At FunnelStory, these prompts include details on permissible bot responses to prevent internal information leaks, enforced with code checks as a safeguard.
For example we pass details about what activities are there in the workspace and details for an activity if any. Since the data for activities can differ from workspace to workspace this is done dynamically to give context about the active workspace. If the bot does not know about the activities and is asked to get the details on “issues created by account A” then it does not know what “issues” is and instead of getting details for the activity with name “issues” it might try to get the details of an account and check if there is something related to “issue” or not. Moreover if a user writes “issue” instead of ‘issues' it might say that there is no activity with this name in the system. But after passing the context on activities the bot knows the available activities in the system and can correctly get the data on that activity instead of calling the function to get account details hence improving the overall accuracy of the bot
Few-shot function prompts
Following the last example the bot has context on some of the data available in the platform but it is still not enough to make sure that it knows all the parameters of our system and how to get that data in the best way
To improve the accuracy we started using function prompts to give LLM context on what function can be called for a specific question since some of the parameters in the function response can overlap. Example - bot can call 10 functions to get account details while the same can be done by another function which reduces the details but provides an overview for all 10 accounts.
Here is an example of few-shot function prompt in javascript
const payload = {
model: "gpt-4o",
tools: [
{
type: "function",
function: {
name: "GetAccountDetails",
parameters: {
type: "object",
properties: {
id: { type: "string", description: "Account ID" },
},
},
description: "Get details of an account given id",
},
},
],
messages: [
{
role: "user",
content: "Tell me about account with ID 123",
},
{
role: "function",
name: "GetAccountDetails",
content: '{"id": "123"}}',
},
{
role: "user",
content: "Tell me about account, id: 456",
},
],
};
const rs = fetch("https://api.openai.com/v1/chat/completions", {
method: "POST",
body: JSON.stringify(payload),
headers: {
"content-Type": "application/json",
Authorization: `Bearer ${OPENAI_API_KEY}`,
},
})
.then((res) => res.json())
.then((res) => console.log(res));
Using a few-shot function prompts worked for us or at least so we thought as the functions were called in the manner that we wanted most of the time!
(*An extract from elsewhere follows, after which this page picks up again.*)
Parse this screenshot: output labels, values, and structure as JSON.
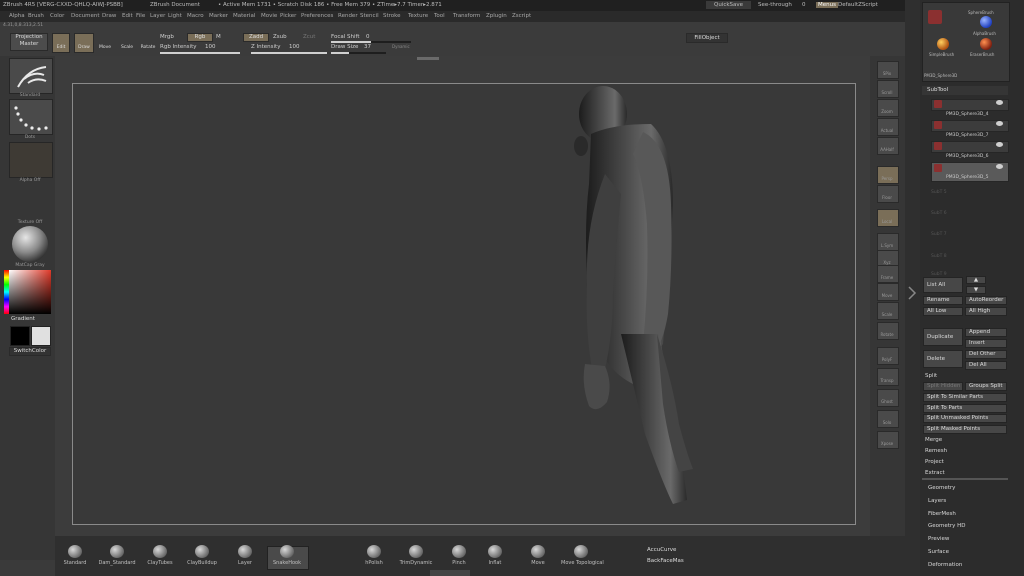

Later we found that around 5% of time the bot referred to the previous prompts with function as the actual function call and expected a assistant role based answer but since it is not provided in the prompts it hallucinated and answered with data that is not there.
One solution that might seem correct is to prompt the LLM to call the function for every question but some of the questions like What activities are there? can still be answered from the system prompt context so forcing the LLM to call a function was not the correct approach.
Chain of thought (COT) prompts
Based on the challenges faced after the few-shot examples, we took a look at how to do the COT prompts where we asked the bot to think before doing anything and adding a html token like <thought>{prompt goes here}</thought>.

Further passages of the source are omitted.